There is often outcry around attracting more women to STEM that either women are not capable or that they have no interested in these subjects. She brilliantly debunked these myths. The first by showing the bell curve of men vs women SAT maths scores, and proved that there was no significant difference between the two curves and the second myth by displaying a graph which showed a rise (trending upward) in the percentage of women represented in physics courses from 1977 to 2006, corresponding to a lot of time, money and effort spent by the National Science Foundation to encouraging women into these fields which indicates that it is working and that something can be done to make women more interested (good news for us).

She argues that there are four basic principals of how gender stereotypes affect people:

  • Stereotypic biases often occur out of awareness
  • Biases are more extreme in uncertain settings - when people don’t know what to do, gender stereotypes fill in the gaps
  • The impact of stereotypes change when beliefs in the local setting change
  • Stereotypes also bias the standards gatekeepers use to assess competence

This last point is interesting and she showed a few studies to support this point:

  • Experimental study of the evaluation of engineering internship application finds that women are judged by a harsher standard
  • Experimental study of the evaluation of police chief candidates find that evaluations change criteria when evaluating women vs men
  • Study of student evaluation of professors show female professors judged more harshly
  • Women leaders experience a double bind - when they wish to prove that they belong, they come across assertive and are not liked
  • Since stereotypes affect judgements of others we must change gender beliefs that are operating in an organisation not just change individual women’s beliefs. Therefore we need to fix organisations rather than fixing women.
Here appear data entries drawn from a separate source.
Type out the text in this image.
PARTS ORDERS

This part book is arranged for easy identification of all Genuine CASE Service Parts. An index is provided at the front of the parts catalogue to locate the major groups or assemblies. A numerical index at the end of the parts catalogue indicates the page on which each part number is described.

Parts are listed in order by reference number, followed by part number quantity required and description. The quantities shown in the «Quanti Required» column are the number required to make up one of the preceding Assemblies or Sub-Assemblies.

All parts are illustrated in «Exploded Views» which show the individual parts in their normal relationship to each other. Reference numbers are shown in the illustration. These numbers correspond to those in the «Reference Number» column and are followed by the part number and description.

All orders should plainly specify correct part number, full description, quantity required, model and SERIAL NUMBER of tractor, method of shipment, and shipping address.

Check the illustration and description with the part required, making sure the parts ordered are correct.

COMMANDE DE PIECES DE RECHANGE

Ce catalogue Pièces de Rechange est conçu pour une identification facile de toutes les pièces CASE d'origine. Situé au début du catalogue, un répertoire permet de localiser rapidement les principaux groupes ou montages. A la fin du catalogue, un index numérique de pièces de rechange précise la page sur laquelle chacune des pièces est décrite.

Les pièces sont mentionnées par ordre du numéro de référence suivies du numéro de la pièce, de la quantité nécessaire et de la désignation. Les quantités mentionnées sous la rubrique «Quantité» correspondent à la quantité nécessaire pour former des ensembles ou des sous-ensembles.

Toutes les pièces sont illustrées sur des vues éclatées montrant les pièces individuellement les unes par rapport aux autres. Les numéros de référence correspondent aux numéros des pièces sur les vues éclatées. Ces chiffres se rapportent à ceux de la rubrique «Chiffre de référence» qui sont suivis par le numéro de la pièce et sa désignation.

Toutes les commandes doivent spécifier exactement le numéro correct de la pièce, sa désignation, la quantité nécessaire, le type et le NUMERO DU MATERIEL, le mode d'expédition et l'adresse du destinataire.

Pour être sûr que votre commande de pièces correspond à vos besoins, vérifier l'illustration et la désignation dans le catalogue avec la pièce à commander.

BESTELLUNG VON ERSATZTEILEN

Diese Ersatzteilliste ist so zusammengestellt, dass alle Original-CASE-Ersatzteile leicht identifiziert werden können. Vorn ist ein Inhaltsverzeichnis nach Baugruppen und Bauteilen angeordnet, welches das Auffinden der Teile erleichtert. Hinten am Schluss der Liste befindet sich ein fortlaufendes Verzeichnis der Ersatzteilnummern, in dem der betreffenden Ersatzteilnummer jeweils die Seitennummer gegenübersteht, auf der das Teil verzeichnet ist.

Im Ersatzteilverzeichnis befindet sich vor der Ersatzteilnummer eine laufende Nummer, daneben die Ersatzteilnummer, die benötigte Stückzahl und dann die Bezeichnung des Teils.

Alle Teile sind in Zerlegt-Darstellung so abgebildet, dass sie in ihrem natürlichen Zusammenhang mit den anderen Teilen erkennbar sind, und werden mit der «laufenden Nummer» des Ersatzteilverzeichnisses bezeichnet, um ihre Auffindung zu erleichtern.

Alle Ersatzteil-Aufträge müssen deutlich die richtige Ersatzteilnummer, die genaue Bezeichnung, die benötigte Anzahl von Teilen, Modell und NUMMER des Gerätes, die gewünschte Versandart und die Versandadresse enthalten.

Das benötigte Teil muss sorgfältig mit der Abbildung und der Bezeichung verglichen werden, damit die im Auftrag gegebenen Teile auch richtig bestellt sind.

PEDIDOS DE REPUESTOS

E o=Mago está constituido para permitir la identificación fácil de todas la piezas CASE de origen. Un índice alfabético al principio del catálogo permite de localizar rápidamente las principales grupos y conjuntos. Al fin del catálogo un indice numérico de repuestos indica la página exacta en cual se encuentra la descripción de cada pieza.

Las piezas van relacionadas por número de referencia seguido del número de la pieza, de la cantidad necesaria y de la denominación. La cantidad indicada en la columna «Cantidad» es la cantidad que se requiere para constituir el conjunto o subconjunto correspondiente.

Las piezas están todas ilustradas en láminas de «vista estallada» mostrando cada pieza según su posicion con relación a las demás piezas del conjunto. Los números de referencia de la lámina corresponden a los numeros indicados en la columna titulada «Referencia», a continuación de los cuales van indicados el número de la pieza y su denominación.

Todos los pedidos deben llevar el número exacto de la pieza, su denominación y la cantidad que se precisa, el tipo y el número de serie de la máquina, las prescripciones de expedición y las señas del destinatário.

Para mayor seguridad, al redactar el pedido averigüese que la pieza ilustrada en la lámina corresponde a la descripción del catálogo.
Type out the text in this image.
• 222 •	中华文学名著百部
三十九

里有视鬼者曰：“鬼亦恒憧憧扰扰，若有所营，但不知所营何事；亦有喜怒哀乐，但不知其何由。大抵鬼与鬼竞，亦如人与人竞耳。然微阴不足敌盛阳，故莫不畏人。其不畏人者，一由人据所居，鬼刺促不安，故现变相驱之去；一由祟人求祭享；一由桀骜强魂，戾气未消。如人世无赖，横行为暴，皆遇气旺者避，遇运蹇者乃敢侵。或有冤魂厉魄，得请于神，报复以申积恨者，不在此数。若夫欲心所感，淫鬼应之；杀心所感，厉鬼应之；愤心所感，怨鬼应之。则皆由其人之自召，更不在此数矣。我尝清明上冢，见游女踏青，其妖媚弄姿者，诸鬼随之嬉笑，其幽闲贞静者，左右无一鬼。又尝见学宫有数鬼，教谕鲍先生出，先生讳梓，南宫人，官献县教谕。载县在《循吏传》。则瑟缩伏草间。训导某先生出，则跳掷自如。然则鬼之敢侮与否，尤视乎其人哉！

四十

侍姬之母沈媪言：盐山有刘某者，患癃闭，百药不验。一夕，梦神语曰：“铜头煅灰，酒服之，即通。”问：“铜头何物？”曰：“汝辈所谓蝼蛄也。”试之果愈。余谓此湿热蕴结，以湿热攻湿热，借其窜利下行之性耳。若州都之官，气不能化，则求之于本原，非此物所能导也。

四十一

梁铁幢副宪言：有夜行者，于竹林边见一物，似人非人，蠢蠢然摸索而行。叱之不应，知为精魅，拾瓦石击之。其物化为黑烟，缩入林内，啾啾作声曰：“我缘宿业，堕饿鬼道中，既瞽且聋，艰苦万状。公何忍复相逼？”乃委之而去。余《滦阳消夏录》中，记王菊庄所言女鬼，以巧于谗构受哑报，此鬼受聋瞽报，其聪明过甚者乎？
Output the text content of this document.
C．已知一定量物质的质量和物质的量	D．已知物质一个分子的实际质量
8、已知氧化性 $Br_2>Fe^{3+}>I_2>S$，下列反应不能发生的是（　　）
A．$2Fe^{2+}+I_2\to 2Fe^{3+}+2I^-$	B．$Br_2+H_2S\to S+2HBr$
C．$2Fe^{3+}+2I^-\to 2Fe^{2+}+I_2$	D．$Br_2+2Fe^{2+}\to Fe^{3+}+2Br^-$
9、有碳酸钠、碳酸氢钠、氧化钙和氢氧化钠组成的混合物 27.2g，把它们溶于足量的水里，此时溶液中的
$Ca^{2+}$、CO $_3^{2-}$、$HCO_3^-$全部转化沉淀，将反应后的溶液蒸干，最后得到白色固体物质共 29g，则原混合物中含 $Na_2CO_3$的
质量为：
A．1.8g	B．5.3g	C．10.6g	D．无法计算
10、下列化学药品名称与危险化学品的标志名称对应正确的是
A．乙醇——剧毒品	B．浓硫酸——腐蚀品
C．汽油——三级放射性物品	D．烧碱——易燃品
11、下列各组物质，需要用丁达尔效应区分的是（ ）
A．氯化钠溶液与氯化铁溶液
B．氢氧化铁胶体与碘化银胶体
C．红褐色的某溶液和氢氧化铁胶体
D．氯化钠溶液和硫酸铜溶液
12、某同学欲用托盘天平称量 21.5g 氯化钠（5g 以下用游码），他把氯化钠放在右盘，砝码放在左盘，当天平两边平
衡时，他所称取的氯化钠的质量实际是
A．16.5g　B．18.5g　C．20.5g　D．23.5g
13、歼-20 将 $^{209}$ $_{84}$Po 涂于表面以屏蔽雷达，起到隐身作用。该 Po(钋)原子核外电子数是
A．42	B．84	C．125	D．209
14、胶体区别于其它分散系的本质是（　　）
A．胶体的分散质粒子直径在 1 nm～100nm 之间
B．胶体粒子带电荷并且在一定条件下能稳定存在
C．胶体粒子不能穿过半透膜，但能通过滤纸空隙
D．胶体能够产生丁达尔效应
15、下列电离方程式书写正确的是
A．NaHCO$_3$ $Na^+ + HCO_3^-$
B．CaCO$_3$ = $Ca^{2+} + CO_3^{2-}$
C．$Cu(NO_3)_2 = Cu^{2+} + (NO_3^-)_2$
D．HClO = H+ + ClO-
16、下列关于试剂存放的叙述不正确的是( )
So, what can be done? Shelley suggests three ways:

Control the message: what are the gender beliefs that are operating in the organisation? How does the organisation present itself? e.g. Carnie Mellon changed the way people saw computer science away from just geek which led in an increase in the percentage of women from 7% to 42%. In another study, two videos were shown to elite female maths students at Stamford about further education in maths; one video showed images with a balanced proportion of male and female engineers, and the other had an unbalanced group of mainly men - apart from the images the videos were identical. They found that the women who watched the balanced video had a more positive effect that the women who saw the unbalanced video, but even more interestingly there was a physical reaction to the unbalanced video, one which sociologists also see when people feel like they don’t belong.

Make performance standards clearer and communicate them clearly. Teach tacit knowledge. e.g. when female students dropped out of engineering courses they were asked their reason, which was in the majority that their grades were too low. However, these students were achieving higher grades than men that stayed in the course. By making the performance standards explicit, the students could have seen that their grades were satisfactory for the course and that low grades did not indicate failure in the course.

Hold gatekeepers accountable for gender disparities. It is important to keep thinking about how our policies and procedures affect career relevant decisions.

It was a great presentation, and she finished with three things that individuals can do - understand how stereotypes might affect your own career decision making; realize that negative feedback is common and productive; and promote organisation change.